Hi.
"U'll Be King of the Stars" <ullbeking(a)andrewnesbit.org> wrote:
AS for authoring DocBook I was depending on GNU Emacs
to do a lot of the
heavy XML stuff for me. Wishful thinking perhaps.
Possibly. I use gvim. :-) And, no, I won't start _that_ discussion.
To each his own, live and let live.
I have written
books in troff, DocBook
and Texinfo. Texinfo is *by far* the superior markup language.
I've had a feeling that Texinfo has been getting brushed to the side.
It is actively maintained and developed.
Are you suggesting that Info is a good as a rendered
documentation
format? Or just that Texinfo is good for proto-documents that are to be
authored in a parseable and meaningful format?
The latter.
Moreover it was (is?) very difficult to generate good
contents and index
pages with the official tools that I used at the time.

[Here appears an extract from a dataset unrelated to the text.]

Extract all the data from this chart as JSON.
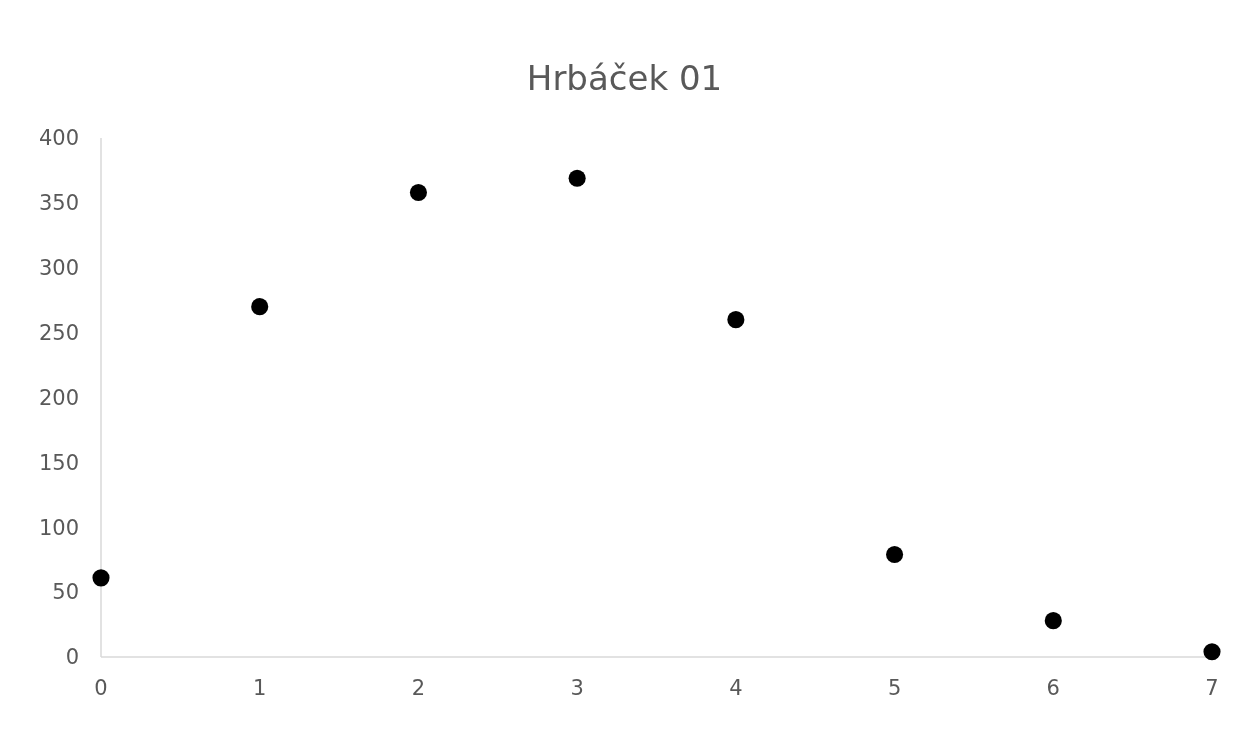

For _printed_ matter, the current texinfo does fine at table of
contents. The upcoming version of texinfo (in prerelease now) has
new indexing capabilities that bring it on par with what you see
in commercial publishing: multilevel indexing, as well as "see" and
"see also" entries.
I agree that Info isn't lovely; I prefer to read the generated HTML
from makeinfo, or the PDF from texi2pdf.
I have read the Texinfo documentation and I agree that
it seemed like a
rich markup language.
Much of the growth in the markup language has been at my urging
over the years. :-)
*I haven't really looked at eqn beyond browsing
docs and I'm not sure
how much I should expect from it.*
eqn is the inspiration for math mode in TeX. That's very clear,
and Knuth was also aware of tbl.
My own wish
for the next genie in a lamp that I come across would be
for a texinfo --> troff translator.
Have you looked at Pandoc? I don't know if it will do this but it's
worth checking out.
Thanks for that pointer. I'll have to take a look at it.